Seth Sidle

Personal information
- Date of birth: 4 December 2002 (age 23)
- Place of birth: Hawaii, United States
- Positions: Defender; midfielder;

Team information
- Current team: YorkPA FC
- Number: 20

Youth career
- FC Ballyhoo

College career
- Years: Team / Apps / (Gls)
- 2021–2025: Susquehanna River Hawks / 17 / (1)

Senior career*
- Years: Team / Apps / (Gls)
- 2026–: YorkPA FC

International career^{‡}
- 2025–: Marshall Islands / 2 / (0)

= Seth Sidle =

Marshallese soccer player (born 2002)

Seth Sidle (born 4 December 2002) is a soccer player who plays as a defender or midfielder for YorkPA FC. Born in the United States, he is a Marshall Islands international.

==Early life==
Sidle was born on 4 December 2002. Born in Hawaii, United States, he is the younger brother of Sam.
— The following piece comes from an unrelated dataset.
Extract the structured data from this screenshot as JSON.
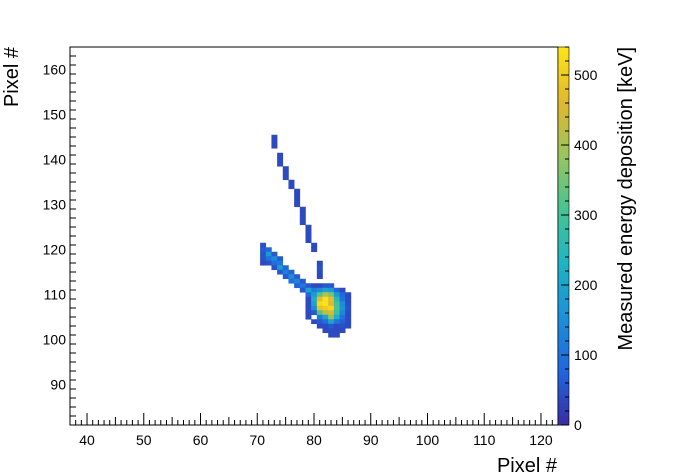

A native of York County, Pennsylvania, United States, he attended Northeastern High School in the United States.

==Club career==
As a youth player, Sidle joined the youth academy of American side FC Ballyhoo. Following his stint there, Sidle signed for American side YorkPA FC ahead of the 2026 season.

==International career==
Sidle is a Marshall Islands international. During the summer of 2025, he played for the Marshall Islands national soccer team at the 2025 Outrigger Challenge Cup.